I’m aware that I’m an intelligent girl.  I know that I’m far from being a genius, and I’m aware of the plethora of both women AND men that are smarter than me.  But I’m equally aware of the people that I’m more intelligent than.  It doesn’t make me a better person by any means, intelligence just a part of my character and a part of their character, no matter to what extent that we have it.
I’ve always been treated fairly badly by the male gender.  I’ve been told that I’m intimidating, and even if I don’t see it, other people do.  I’m extremely independent.  In relationships (as pointless as I may believe they are in high school, I still have them....hypocrite), I never rely on my partner for anything.  As long as they don’t try and inhibit me, I don’t care if they don’t agree with my views or my actions.  But because I’m so proactive instead of reactive...I guess I just don’t fit the subservient woman that most boys secretly would want.  I don’t heed to their desires and I act for myself.  (That's not to say I don't do things in order to make them happy, because I do...but you know what I mean.)
And it’s caused me to fall victim to quite the round of criticism.  I’ve heard it all.  That may be hard to believe...but I’ve been called things so emotionally abusive and so degrading that it would crush a lot of people.
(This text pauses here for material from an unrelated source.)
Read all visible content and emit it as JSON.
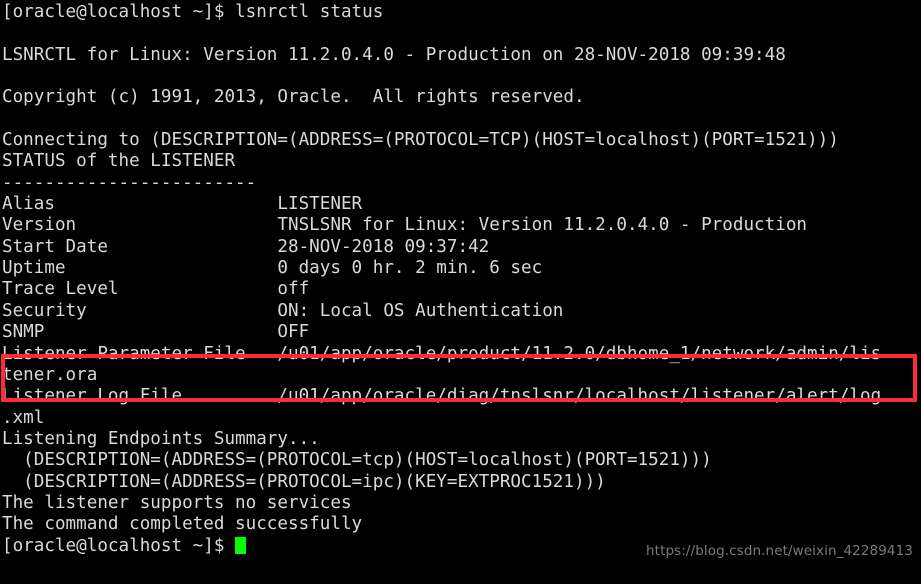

But like I said, I don’t care if they agree with who I am or not, I’m my own person.  And maybe a little emotionless...
I started thinking about this because someone actually asked me to be their valentine this year.  I’m not used to that.  I’ve always been treated poorly because I cause males to rethink their roles and their views.  But, like I said, exceptions have been ever present in my life to keep me from thinking negatively about the male gender as a whole.
And I really appreciate those people and our friendships.  So thank you.  Thank you for being a part of my life.